Cookies help us deliver our Services. By using our Services, you agree to our use of cookies. Learn More.

Invisible Man: Haunting Of Hill House Star Oliver Jackson-Cohen Cast In Title Role

Finally, we get a look at The Invisible Man.

Oliver-Jackson Cohen, who starred in the hit Netflix series The Haunting of Hill House, has been cast in the title role of Blumhouse Productions and writer/director Leigh Whannell's remake of the classic Universal monster tale. (via Deadline)

The hiring of Cohen completes The Invisible Man's main cast, and frankly, we were beginning to wonder if the movie's antagonist was actually going to stay invisible (and silent) for its entire run time. But Cohen has proven himself to be comfortable not only with creepy material, but with classic monster lore: he starred as Jonathan Harker in Dracula, the short-lived Sky Living and NBC series that aired between 2013 and 2014. Blumhouse execs were reportedly blown away by his performance in Hill House, and after his sympathetic turn in that series, it'll be interesting to see what he does with a villainous role.

It took awhile to get The Invisible Man into gear. Back when Universal planned on creating a shared universe from their classic monster properties (the "Dark Universe"), the film was to be a more faithful recreation of the 1933 classic, in which a scientist goes mad after discovering the formula for invisibility and embarks on a reign of terror, bent on taking over the world. That version would have starred Johnny Depp, would have cost a gazillion dollars to produce, and likely would have flopped just as hard as 2017's The Mummy, the Tom Cruise starrer which was supposed to kick off the whole shebang.

That film's flagrant tanking at the box office forced the studio to change its plans, and earlier this year, they made the (excellent) decision to partner with Blumhouse, which has a distinct knack for turning out profitable, crowd-pleasing fright flicks on the cheap. In a conversation with Collider in February, that studio's boss Jason Blum talked about his approach to revamping Universal's strategy for the property, which became a lot easier when he heard Whannell's pitch.

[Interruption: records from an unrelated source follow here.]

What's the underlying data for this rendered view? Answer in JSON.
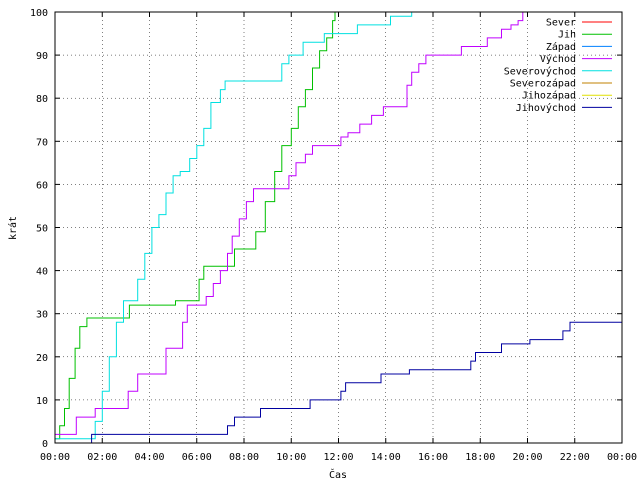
{
  "chart_data": {
    "type": "line",
    "step": true,
    "xlabel": "Čas",
    "ylabel": "krát",
    "xlim": [
      0,
      24
    ],
    "ylim": [
      0,
      100
    ],
    "x_tick_values": [
      0,
      2,
      4,
      6,
      8,
      10,
      12,
      14,
      16,
      18,
      20,
      22,
      24
    ],
    "x_tick_labels": [
      "00:00",
      "02:00",
      "04:00",
      "06:00",
      "08:00",
      "10:00",
      "12:00",
      "14:00",
      "16:00",
      "18:00",
      "20:00",
      "22:00",
      "00:00"
    ],
    "y_tick_values": [
      0,
      10,
      20,
      30,
      40,
      50,
      60,
      70,
      80,
      90,
      100
    ],
    "y_tick_labels": [
      "0",
      "10",
      "20",
      "30",
      "40",
      "50",
      "60",
      "70",
      "80",
      "90",
      "100"
    ],
    "grid": true,
    "legend_position": "top-right",
    "series": [
      {
        "name": "Sever",
        "color": "#ff0000",
        "points": []
      },
      {
        "name": "Jih",
        "color": "#00c000",
        "points": [
          [
            0.0,
            1
          ],
          [
            0.2,
            4
          ],
          [
            0.4,
            8
          ],
          [
            0.6,
            15
          ],
          [
            0.85,
            22
          ],
          [
            1.05,
            27
          ],
          [
            1.35,
            29
          ],
          [
            2.2,
            29
          ],
          [
            3.15,
            32
          ],
          [
            4.5,
            32
          ],
          [
            5.1,
            33
          ],
          [
            5.9,
            33
          ],
          [
            6.1,
            38
          ],
          [
            6.3,
            41
          ],
          [
            7.4,
            41
          ],
          [
            7.6,
            45
          ],
          [
            8.2,
            45
          ],
          [
            8.5,
            49
          ],
          [
            8.9,
            56
          ],
          [
            9.3,
            63
          ],
          [
            9.6,
            69
          ],
          [
            10.0,
            73
          ],
          [
            10.3,
            78
          ],
          [
            10.6,
            82
          ],
          [
            10.9,
            87
          ],
          [
            11.2,
            91
          ],
          [
            11.5,
            94
          ],
          [
            11.75,
            98
          ],
          [
            11.85,
            100
          ]
        ]
      },
      {
        "name": "Západ",
        "color": "#0080ff",
        "points": []
      },
      {
        "name": "Východ",
        "color": "#c000ff",
        "points": [
          [
            0.0,
            2
          ],
          [
            0.6,
            2
          ],
          [
            0.9,
            6
          ],
          [
            1.5,
            6
          ],
          [
            1.7,
            8
          ],
          [
            2.9,
            8
          ],
          [
            3.1,
            12
          ],
          [
            3.5,
            16
          ],
          [
            4.4,
            16
          ],
          [
            4.7,
            22
          ],
          [
            5.2,
            22
          ],
          [
            5.4,
            28
          ],
          [
            5.6,
            32
          ],
          [
            6.1,
            32
          ],
          [
            6.4,
            34
          ],
          [
            6.7,
            37
          ],
          [
            7.0,
            40
          ],
          [
            7.3,
            44
          ],
          [
            7.5,
            48
          ],
          [
            7.8,
            52
          ],
          [
            8.1,
            56
          ],
          [
            8.4,
            59
          ],
          [
            9.6,
            59
          ],
          [
            9.9,
            62
          ],
          [
            10.2,
            65
          ],
          [
            10.6,
            67
          ],
          [
            10.9,
            69
          ],
          [
            11.9,
            69
          ],
          [
            12.1,
            71
          ],
          [
            12.4,
            72
          ],
          [
            12.9,
            74
          ],
          [
            13.4,
            76
          ],
          [
            13.9,
            78
          ],
          [
            14.7,
            78
          ],
          [
            14.9,
            83
          ],
          [
            15.1,
            86
          ],
          [
            15.4,
            88
          ],
          [
            15.7,
            90
          ],
          [
            17.0,
            90
          ],
          [
            17.2,
            92
          ],
          [
            18.0,
            92
          ],
          [
            18.3,
            94
          ],
          [
            18.9,
            96
          ],
          [
            19.3,
            97
          ],
          [
            19.6,
            98
          ],
          [
            19.8,
            100
          ]
        ]
      },
      {
        "name": "Severovýchod",
        "color": "#00e0e0",
        "points": [
          [
            0.0,
            1
          ],
          [
            1.4,
            1
          ],
          [
            1.7,
            5
          ],
          [
            2.0,
            12
          ],
          [
            2.3,
            20
          ],
          [
            2.6,
            28
          ],
          [
            2.9,
            33
          ],
          [
            3.3,
            33
          ],
          [
            3.5,
            38
          ],
          [
            3.8,
            44
          ],
          [
            4.1,
            50
          ],
          [
            4.4,
            53
          ],
          [
            4.7,
            58
          ],
          [
            5.0,
            62
          ],
          [
            5.3,
            63
          ],
          [
            5.7,
            66
          ],
          [
            6.0,
            69
          ],
          [
            6.3,
            73
          ],
          [
            6.6,
            79
          ],
          [
            7.0,
            82
          ],
          [
            7.2,
            84
          ],
          [
            9.4,
            84
          ],
          [
            9.6,
            88
          ],
          [
            9.9,
            90
          ],
          [
            10.3,
            90
          ],
          [
            10.5,
            93
          ],
          [
            11.4,
            95
          ],
          [
            12.4,
            95
          ],
          [
            12.8,
            97
          ],
          [
            13.9,
            97
          ],
          [
            14.2,
            99
          ],
          [
            15.1,
            99
          ],
          [
            15.1,
            100
          ]
        ]
      },
      {
        "name": "Severozápad",
        "color": "#c08000",
        "points": []
      },
      {
        "name": "Jihozápad",
        "color": "#e0e000",
        "points": []
      },
      {
        "name": "Jihovýchod",
        "color": "#0000a0",
        "points": [
          [
            0.0,
            0
          ],
          [
            1.5,
            0
          ],
          [
            1.55,
            2
          ],
          [
            7.1,
            2
          ],
          [
            7.3,
            4
          ],
          [
            7.6,
            6
          ],
          [
            8.5,
            6
          ],
          [
            8.7,
            8
          ],
          [
            10.6,
            8
          ],
          [
            10.8,
            10
          ],
          [
            11.9,
            10
          ],
          [
            12.1,
            12
          ],
          [
            12.3,
            14
          ],
          [
            13.6,
            14
          ],
          [
            13.8,
            16
          ],
          [
            14.8,
            16
          ],
          [
            15.0,
            17
          ],
          [
            17.5,
            17
          ],
          [
            17.6,
            19
          ],
          [
            17.8,
            21
          ],
          [
            18.7,
            21
          ],
          [
            18.9,
            23
          ],
          [
            19.8,
            23
          ],
          [
            20.1,
            24
          ],
          [
            21.3,
            24
          ],
          [
            21.5,
            26
          ],
          [
            21.8,
            28
          ],
          [
            24.0,
            28
          ]
        ]
      }
    ]
  }
}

"[The pitch was] like the Blumhouse version of The Invisible Man, it's a lower-budget movie," Blum said. "It's not dependent on special effects, CGI, stunts. It's super character-driven, it's really compelling, it's trilling, it's edgy, it feels new. Those were all things that felt like they fit with what our company does. And it happened to be an Invisible Man story, so it checked both boxes. And we responded to it because I think Leigh is just an A+ director."

Whannell is, in fact, pretty darn good. The writer/director made his name by penning the first three Saw films (not to mention the short upon which the first movie was based) and all four entries in the Insidious series. He cut his directorial teeth with 2015's Insidious Chapter 3, and while that flick received mixed reviews, his next effort — last year's sci-fi/thriller Upgrade, which he also wrote — showed drastic improvement.

For The Invisible Man, Whannell will once again be working from his own script, and he's put together a truly killer cast. In addition to Cohen, the flick will star Elisabeth Moss (The Handmaid's Tale, Us), Storm Reid (A Wrinkle in Time), Aldis Hodge (Straight Outta Compton), Harriet Dyer (No Activity), and Zara Michales (Home and Away). The official synopsis: "The film follows Cecilia (Moss), who receives the news of her abusive ex-boyfriend's suicide. She begins to rebuild her life for the better. However, her sense of reality is put into question when she begins to suspect her deceased lover is not actually dead."

If The Invisible Man is a success, it'll be intriguing to see whether Universal continues to partner with Blumhouse to develop its other classic properties. Other projects at various stages of development at the time of the Dark Universe's demise included Bride of Frankenstein, which was to be written by Beauty and the Beast's David Condon and star Javier Bardem; The Wolfman, to which screenwriter Aaron Guzikowski (The Red Road) had been attached; Van Helsing, which was being scripted by Dan Mazeau (Wrath of the Titans) and for which Universal was said to be pursuing Channing Tatum to star; and The Phantom of the Opera, which never got beyond very early development.

At any rate, The Invisible Man is coming nicely into focus, and Cohen will make a great addition to an already stacked cast. We're anxious to see what Whannell and company have in store for us, and we don't have too long to wait: the flick hits the big screen on Friday, March 13, 2020.